So my WISA blog post was written and ready to be sent to Ann Marie for posting on Wednesday and then just a few minutes ago I received a DM on my twitter account that read, “Really need some prayers for strength and perspective today. Struggling more than I have in a really long time”
I had been struggling with this blog post since I agreed to write it. I am not really good at writing on demand. I have to somehow feel my subject and while I have had plenty of wonderful opportunities recently about which I could write none of them had really given me inspiration. I knew what I wanted to write about but was not sure that I could or should.
I am a believer in signs from above and I think the DM was my sign to write a blog that has been on my heart for some time.
Picture the airport on a busy weekend afternoon. All sorts of people are briskly walking through terminals, coffee shops are full, and travelers are buying last minute souvenirs to take home to children, partners, grandchildren, colleagues… Most of the seats in the gate areas are filled; children are alternately happy and whiny. Parents are doing their best to keep the little ones occupied as the plane has been delayed yet again. Tempers are short and yet everyone is smiling and making the best of their travel day.

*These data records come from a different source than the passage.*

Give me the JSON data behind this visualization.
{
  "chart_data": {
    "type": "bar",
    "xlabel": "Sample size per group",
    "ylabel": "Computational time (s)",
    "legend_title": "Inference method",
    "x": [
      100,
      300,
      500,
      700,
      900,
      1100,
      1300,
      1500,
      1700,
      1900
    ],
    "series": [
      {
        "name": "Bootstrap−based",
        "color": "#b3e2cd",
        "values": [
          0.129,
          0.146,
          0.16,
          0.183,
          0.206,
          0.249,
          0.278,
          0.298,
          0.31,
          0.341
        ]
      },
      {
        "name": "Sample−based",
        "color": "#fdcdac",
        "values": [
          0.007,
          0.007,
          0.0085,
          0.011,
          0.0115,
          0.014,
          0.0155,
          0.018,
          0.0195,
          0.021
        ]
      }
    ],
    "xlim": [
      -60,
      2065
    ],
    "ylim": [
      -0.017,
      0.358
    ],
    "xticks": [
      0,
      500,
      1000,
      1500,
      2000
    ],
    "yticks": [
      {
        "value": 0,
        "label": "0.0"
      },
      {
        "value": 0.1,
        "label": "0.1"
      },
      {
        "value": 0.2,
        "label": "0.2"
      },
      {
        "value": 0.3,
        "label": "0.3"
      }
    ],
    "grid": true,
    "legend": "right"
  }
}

And in the corner is the woman. She looks like she is trying to blend into the wall. She is on her cell phone. And…she is crying. Not just crying but very nearly bawling. You can’t quite make out the words and you are very uncomfortable with her presence. She is me. Very literally she was me this past weekend.
I have a secret life. We all do.
Mine is filled with a father struggling with Alzheimer’s. He was a college professor, a thinker and now he spends his time desperately trying to focus on small things. He calls my husband several times a day to ask about the garden. He asks me each time we talk me if my daughter is happy in high school. He asks me 13 times in a 10 minute conversation. He still knows my name. I sit near him at church to make sure he knows the people who come to talk to him after service.
Mine is filled with a mother who is now a caregiver. She married a man for his mind and the deep and rich conversations they would have about education, religion and their children. Her life is now filled with making sure he eats enough, listening to his stories 40 times an hour and pretending to be okay. I stop by many times a week so she can have someone to talk with about her day. Usually she says everything is fine. I know she is lying.
Mine is filled with a teenager who is often so angry she tells me she hates me and wishes I would die. I know she does not mean it but it does not make the words hurt any less. The tension at home can be so thick that on many days that I wish I could stay at the office and keep working.
I am nervous sharing this with you because I don’t know if your perception of me will change. To the casual observer I am a woman who has it all together. I am a woman who successfully navigates both work and home, who has a great marriage and has raised terrific children. I am the role model. I like that illusion. It is much easier to live in the perception than to share the reality of my daily life outside of work. Women are really good at pretending. We have learned to be happy, to smile, to support those around us, to role model that you really can have it all.
We all live our lives in perceptions – the ones we hope that others have of us, the ones that we have of others, of circumstances and incidents. I am thinking about whether those perceptions are influenced by my gender. As a woman I was raised to be strong and confident. I was raised to challenge opinions and to speak up for those without a voice. I was also raised to serve those around me and to be inconspicuous about it. I was not raised to ask for help. I was raised that my dirty laundry stays in the basement.
What does this mean for me as a woman to live in a world where most perceptions don’t match the invisible realities of my secret lives? Do we want others to think better of us than we do of ourselves? Do we do anything to counter the incorrect perceptions others have of us or does that simply take too much energy? Do we spend time trying to discern whether our impressions of others are accurate?
We all have a secret life. We all have those parts of us that we don’t readily share and yet it is often those parts that have so mightily influenced who we are and who we may become. What would your world be like if you shared those secrets?
I love my life and would not trade it for anything but sometimes it makes me tired to walk the tightrope between the perceptions and my secrets.